If you meet the 14 year old María and told her she was going to be working for Red Hat today, she wouldn’t believe you. Well, she would have laugh because she is a debianite, and what does a debianite do on Red Hat? (Still need to work on a good pun for this one)
An open source way of working
Upstream goes first. Open Source is the most important thing. Community tasks are important tasks. Don’t do a patchy patch to fix this, take your time and discuss how to really fix that bug. Developers, take the time you need, the important thing is that the software developed is good and has the quality needed. Ending doesn’t justify the means. Be honest, be fair.
Do we need to leverage technical debt and refactor? Do we want to make it easier for developers to work? Sure, just work on it! Do you think we are not doing what we should be doing? Are you not satisfied with the results? Speak your mind!

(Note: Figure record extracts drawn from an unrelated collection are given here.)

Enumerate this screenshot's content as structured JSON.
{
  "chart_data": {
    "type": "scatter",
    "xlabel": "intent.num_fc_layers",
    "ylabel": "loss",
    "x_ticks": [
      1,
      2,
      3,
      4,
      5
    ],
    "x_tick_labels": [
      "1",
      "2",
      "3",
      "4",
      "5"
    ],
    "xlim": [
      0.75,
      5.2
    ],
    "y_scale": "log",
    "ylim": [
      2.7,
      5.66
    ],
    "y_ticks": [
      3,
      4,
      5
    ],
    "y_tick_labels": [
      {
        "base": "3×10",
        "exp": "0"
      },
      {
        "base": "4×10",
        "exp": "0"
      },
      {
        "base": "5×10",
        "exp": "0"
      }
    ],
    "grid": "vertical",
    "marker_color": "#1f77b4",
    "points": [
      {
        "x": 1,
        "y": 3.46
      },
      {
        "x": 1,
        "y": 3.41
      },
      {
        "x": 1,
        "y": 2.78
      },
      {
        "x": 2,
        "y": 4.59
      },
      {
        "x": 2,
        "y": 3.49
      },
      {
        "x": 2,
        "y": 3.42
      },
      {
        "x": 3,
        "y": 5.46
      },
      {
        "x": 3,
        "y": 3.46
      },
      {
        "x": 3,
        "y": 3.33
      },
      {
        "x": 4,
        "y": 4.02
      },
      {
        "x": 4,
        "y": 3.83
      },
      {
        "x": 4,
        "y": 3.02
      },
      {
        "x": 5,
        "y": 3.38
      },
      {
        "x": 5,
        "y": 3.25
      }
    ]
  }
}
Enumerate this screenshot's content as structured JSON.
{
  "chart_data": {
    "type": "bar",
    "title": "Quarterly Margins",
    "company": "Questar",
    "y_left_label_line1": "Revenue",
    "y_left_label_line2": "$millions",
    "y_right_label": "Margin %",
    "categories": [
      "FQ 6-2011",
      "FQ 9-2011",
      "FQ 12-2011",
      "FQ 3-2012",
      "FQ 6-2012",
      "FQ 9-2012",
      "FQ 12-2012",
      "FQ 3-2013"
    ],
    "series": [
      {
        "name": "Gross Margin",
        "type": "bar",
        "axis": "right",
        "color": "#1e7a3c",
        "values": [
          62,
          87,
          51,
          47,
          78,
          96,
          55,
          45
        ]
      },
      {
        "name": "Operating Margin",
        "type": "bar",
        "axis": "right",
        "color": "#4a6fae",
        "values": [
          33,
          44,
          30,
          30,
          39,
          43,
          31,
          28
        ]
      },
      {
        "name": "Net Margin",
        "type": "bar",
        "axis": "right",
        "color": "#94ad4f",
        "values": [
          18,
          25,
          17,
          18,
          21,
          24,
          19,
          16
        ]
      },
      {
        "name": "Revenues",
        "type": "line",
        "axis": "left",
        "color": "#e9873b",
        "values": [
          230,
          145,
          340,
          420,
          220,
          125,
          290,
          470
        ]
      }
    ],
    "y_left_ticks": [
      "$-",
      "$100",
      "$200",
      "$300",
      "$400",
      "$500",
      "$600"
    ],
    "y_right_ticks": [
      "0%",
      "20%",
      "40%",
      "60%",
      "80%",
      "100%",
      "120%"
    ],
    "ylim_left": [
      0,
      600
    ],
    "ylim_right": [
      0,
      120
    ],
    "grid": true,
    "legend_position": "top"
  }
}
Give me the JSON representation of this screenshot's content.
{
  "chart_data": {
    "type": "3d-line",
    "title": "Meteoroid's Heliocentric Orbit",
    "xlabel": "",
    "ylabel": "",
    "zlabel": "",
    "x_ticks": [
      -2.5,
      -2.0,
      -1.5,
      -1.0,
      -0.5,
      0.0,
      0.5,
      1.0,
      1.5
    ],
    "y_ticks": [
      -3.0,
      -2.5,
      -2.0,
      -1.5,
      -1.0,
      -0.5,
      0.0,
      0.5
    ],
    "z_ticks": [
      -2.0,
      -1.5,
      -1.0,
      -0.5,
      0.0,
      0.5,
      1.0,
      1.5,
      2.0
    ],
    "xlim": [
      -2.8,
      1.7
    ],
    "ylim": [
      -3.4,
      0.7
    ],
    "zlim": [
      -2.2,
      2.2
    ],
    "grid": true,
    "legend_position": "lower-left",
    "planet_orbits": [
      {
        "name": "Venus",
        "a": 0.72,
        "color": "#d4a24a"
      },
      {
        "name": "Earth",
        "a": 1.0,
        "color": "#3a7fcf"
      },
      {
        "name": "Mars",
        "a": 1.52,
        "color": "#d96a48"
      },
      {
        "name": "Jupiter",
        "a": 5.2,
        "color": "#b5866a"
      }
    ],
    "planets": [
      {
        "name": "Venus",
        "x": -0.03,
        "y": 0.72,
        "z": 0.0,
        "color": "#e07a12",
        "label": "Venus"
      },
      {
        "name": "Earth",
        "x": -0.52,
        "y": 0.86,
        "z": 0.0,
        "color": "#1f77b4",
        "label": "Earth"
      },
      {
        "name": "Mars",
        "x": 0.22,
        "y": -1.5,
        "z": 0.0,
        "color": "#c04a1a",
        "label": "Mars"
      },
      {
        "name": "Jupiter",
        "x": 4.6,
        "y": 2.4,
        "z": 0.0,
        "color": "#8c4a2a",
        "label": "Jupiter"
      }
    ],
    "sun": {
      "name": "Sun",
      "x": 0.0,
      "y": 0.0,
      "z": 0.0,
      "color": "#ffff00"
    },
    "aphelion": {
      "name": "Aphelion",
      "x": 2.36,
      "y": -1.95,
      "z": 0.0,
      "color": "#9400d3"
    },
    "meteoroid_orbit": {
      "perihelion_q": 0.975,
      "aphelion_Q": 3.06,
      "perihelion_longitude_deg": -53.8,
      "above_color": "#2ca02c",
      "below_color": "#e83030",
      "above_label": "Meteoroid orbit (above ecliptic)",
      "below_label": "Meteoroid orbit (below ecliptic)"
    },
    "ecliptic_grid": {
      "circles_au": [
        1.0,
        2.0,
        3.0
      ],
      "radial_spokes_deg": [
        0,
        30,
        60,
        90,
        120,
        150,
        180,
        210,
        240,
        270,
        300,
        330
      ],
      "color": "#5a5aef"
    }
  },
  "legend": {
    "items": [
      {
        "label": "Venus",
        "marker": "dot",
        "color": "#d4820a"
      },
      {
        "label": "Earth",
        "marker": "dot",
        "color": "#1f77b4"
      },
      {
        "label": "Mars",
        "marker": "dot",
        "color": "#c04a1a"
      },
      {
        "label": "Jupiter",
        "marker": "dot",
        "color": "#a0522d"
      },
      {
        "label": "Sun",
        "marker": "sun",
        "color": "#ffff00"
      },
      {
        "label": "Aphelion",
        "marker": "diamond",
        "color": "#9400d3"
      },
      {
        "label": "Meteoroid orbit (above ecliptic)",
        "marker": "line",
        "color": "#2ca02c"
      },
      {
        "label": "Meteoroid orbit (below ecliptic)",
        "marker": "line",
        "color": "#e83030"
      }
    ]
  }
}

Remote is completely incorporated to the workflow. Of course we have offices, but our team is spread all around the world because, you know what? You don’t need to be on an office with more developers to do your best. And once a company understands that and adds it to their core, remote working is much more fluid and efficient! Having their developers happy is one of the priorities. No wonder the number of years someone stays in Red Hat is higher than in other companies.
Open Source, but not spatial any more?
I don’t intend to leave the spatial world. It’s true that my efforts will focus now on Apache Camel, Syndesis and OpenShift: Integration Platforms as a Service (IPaaS). But just a few days into the topic and my head was already conspiring to turn it into geospatial.
So you can expect me to go to some FOSS4G conferences every now and then, even if I drop my tasks as GeoNetwork maintainer aside. You will just hear me less about cats and metadata and more about camels and integrations. Or maybe camels and cats. Or spatial camels…

I could say that you will see me less because my geospatial community tasks will have to be taken from my free time, but, let’s face it, it was never otherwise. The difference is that now I have to mix with the middleware community too. And I want to stop more on safe spaces.